The US-led airstrikes was carried out near the village of Buz-e Qandaghari in Afghanistan's Kunduz province on November 4 as US and Afghan troops clashed with the Taliban.
He said that 30 Taliban militants were killed in the airstrikes, including ten field commanders. Vaziri admitted the civilian deaths during the raid, expressing regret about the tragedy.
"If as a result of our military operations, God forbid, the civilian population is suffering, we realize our mistakes and learn from them so that they can never happen again in the future," according to Vaziri.
"Yes, we admit the civilian casualties who were citizens of Afghanistan and who died as martyrs. The Afghan Defense Ministry expresses its regret over it. I assure once again that we will draw lessons from what has happened," he said.
"We have destroyed the most dangerous Taliban warlords, who masterminded numerous attacks in Kunduz province. We obtained information that they planned a new attack on the city of Kunduz," Vaziri said.
He added that the November 4 airstrikes targeted the Taliban's headquarters in Kunduz, where the militants' children also lived.
Vaziri said that those children were killed in the airstrikes and that they were included in the civilian death toll because he said the Taliban militants' children are seen as shaheeds, or martyrs.
Meanwhile, mass protest rallies have been held in the city of Kunduz, with participants demanding the punishment of those responsible for the death of innocent people.

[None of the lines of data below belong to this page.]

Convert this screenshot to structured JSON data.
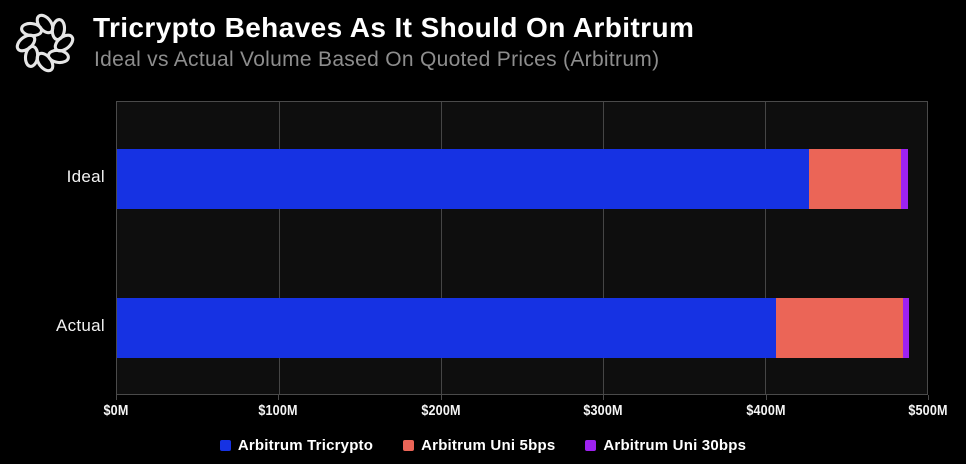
{
  "header": {
    "title": "Tricrypto Behaves As It Should On Arbitrum",
    "subtitle": "Ideal vs Actual Volume Based On Quoted Prices (Arbitrum)",
    "logo_icon": "knot-ring"
  },
  "chart_data": {
    "type": "bar",
    "orientation": "horizontal",
    "stacked": true,
    "title": "Tricrypto Behaves As It Should On Arbitrum",
    "subtitle": "Ideal vs Actual Volume Based On Quoted Prices (Arbitrum)",
    "categories": [
      "Ideal",
      "Actual"
    ],
    "series": [
      {
        "name": "Arbitrum Tricrypto",
        "color": "#1632e3",
        "values": [
          427,
          407
        ]
      },
      {
        "name": "Arbitrum Uni 5bps",
        "color": "#eb6557",
        "values": [
          57,
          78
        ]
      },
      {
        "name": "Arbitrum Uni 30bps",
        "color": "#9e22f0",
        "values": [
          4,
          4
        ]
      }
    ],
    "x_ticks": [
      "$0M",
      "$100M",
      "$200M",
      "$300M",
      "$400M",
      "$500M"
    ],
    "xlim": [
      0,
      500
    ],
    "xlabel": "",
    "ylabel": "",
    "grid": "vertical-only",
    "legend_position": "bottom",
    "background_color": "#000000",
    "plot_background_color": "#0e0e0e",
    "grid_color": "#4a4a4a"
  }
}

According to the demonstrators, the airstrikes targeted houses located at least a hundred meters away from the Taliban's headquarters.
Protesters demanded that the authorities wrap up the investigation and make public its results by Thursday, otherwise the nearby motorways will be blocked.
He said that if the inquiry finds local officials' guilt in the airstrikes, they will be brought to justice. The results of the probe will be put on the table of the Afghan President, who is due to take a final decision on the matter, according to Vaziri.
Afghanistan is in the grips of political and social turmoil, with government forces fighting the ongoing Taliban insurgency. The instability has persisted in the country since the 2001 US-led invasion to defeat the Taliban and al-Qaeda in the wake of the 9/11 attacks in the United States.